Too early for NH 2020 signs
Imagine how our county roadways would look if every controversial county program or initiative was considered to be tied to a campaign or an election, and all kinds of 32-square-foot signs were therefore legal. None of us would be winners because as we drove around town we would have to look at big ugly signs. Littering public roadways with signs is only one avenue for free speech, and I believe limiting political signs to the political season is a good way to strike a balance between private property owners’ right to free speech and visual blight. I guess other people felt the same way, and that’s why we have a sign ordinance.

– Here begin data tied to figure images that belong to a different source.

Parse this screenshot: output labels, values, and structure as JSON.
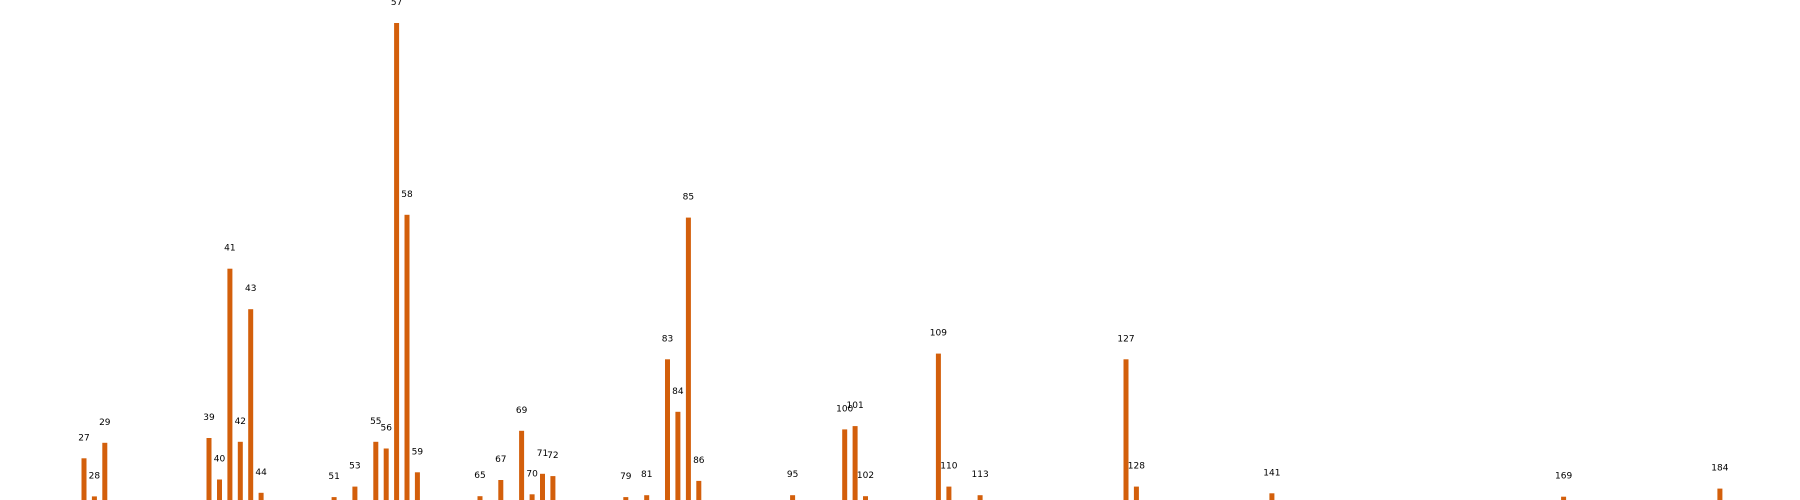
{
  "chart_data": {
    "type": "bar",
    "title": "",
    "xlabel": "",
    "ylabel": "",
    "x_domain": [
      0,
      200
    ],
    "ylim": [
      0,
      1
    ],
    "grid": false,
    "axes_visible": false,
    "bar_color": "#d35f0b",
    "points": [
      {
        "x": 27,
        "label": "27",
        "value": 0.0875
      },
      {
        "x": 28,
        "label": "28",
        "value": 0.0075
      },
      {
        "x": 29,
        "label": "29",
        "value": 0.12
      },
      {
        "x": 39,
        "label": "39",
        "value": 0.13
      },
      {
        "x": 40,
        "label": "40",
        "value": 0.043
      },
      {
        "x": 41,
        "label": "41",
        "value": 0.485
      },
      {
        "x": 42,
        "label": "42",
        "value": 0.122
      },
      {
        "x": 43,
        "label": "43",
        "value": 0.4
      },
      {
        "x": 44,
        "label": "44",
        "value": 0.015
      },
      {
        "x": 51,
        "label": "51",
        "value": 0.006
      },
      {
        "x": 53,
        "label": "53",
        "value": 0.028
      },
      {
        "x": 55,
        "label": "55",
        "value": 0.122
      },
      {
        "x": 56,
        "label": "56",
        "value": 0.108
      },
      {
        "x": 57,
        "label": "57",
        "value": 1.0
      },
      {
        "x": 58,
        "label": "58",
        "value": 0.598
      },
      {
        "x": 59,
        "label": "59",
        "value": 0.058
      },
      {
        "x": 65,
        "label": "65",
        "value": 0.008
      },
      {
        "x": 67,
        "label": "67",
        "value": 0.042
      },
      {
        "x": 69,
        "label": "69",
        "value": 0.145
      },
      {
        "x": 70,
        "label": "70",
        "value": 0.012
      },
      {
        "x": 71,
        "label": "71",
        "value": 0.055
      },
      {
        "x": 72,
        "label": "72",
        "value": 0.05
      },
      {
        "x": 79,
        "label": "79",
        "value": 0.006
      },
      {
        "x": 81,
        "label": "81",
        "value": 0.01
      },
      {
        "x": 83,
        "label": "83",
        "value": 0.295
      },
      {
        "x": 84,
        "label": "84",
        "value": 0.185
      },
      {
        "x": 85,
        "label": "85",
        "value": 0.592
      },
      {
        "x": 86,
        "label": "86",
        "value": 0.04
      },
      {
        "x": 95,
        "label": "95",
        "value": 0.01
      },
      {
        "x": 100,
        "label": "100",
        "value": 0.148
      },
      {
        "x": 101,
        "label": "101",
        "value": 0.155
      },
      {
        "x": 102,
        "label": "102",
        "value": 0.008
      },
      {
        "x": 109,
        "label": "109",
        "value": 0.307
      },
      {
        "x": 110,
        "label": "110",
        "value": 0.028
      },
      {
        "x": 113,
        "label": "113",
        "value": 0.01
      },
      {
        "x": 127,
        "label": "127",
        "value": 0.295
      },
      {
        "x": 128,
        "label": "128",
        "value": 0.028
      },
      {
        "x": 141,
        "label": "141",
        "value": 0.014
      },
      {
        "x": 169,
        "label": "169",
        "value": 0.007
      },
      {
        "x": 184,
        "label": "184",
        "value": 0.024
      }
    ]
  }
}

County officials are choosing to regard the “no on NH 2020” signs that have been up for months part of a political campaign. However, the NH 2020 political campaign will truly begin 90 days before NH 2020 proposals face a vote. At that point, specific measures will be put before us, the merits of which can be debated intelligently. Currently NH 2020 is only a name for a fact-finding, opinion-gathering public process, and so the “no on NH 2020” signs can only mean “no resource and open space planning,” which is not a sensible choice for ours or any other California county.
And speaking of political signs, while the quasi-legal NH 2020 signs stand, twice this week clearly legal campaign signs on private properties along Rough and Ready Highway have been illegally taken down. Izzy Martin’s signs are small and attractive, and I hope that whoever is taking them down is caught and held accountable.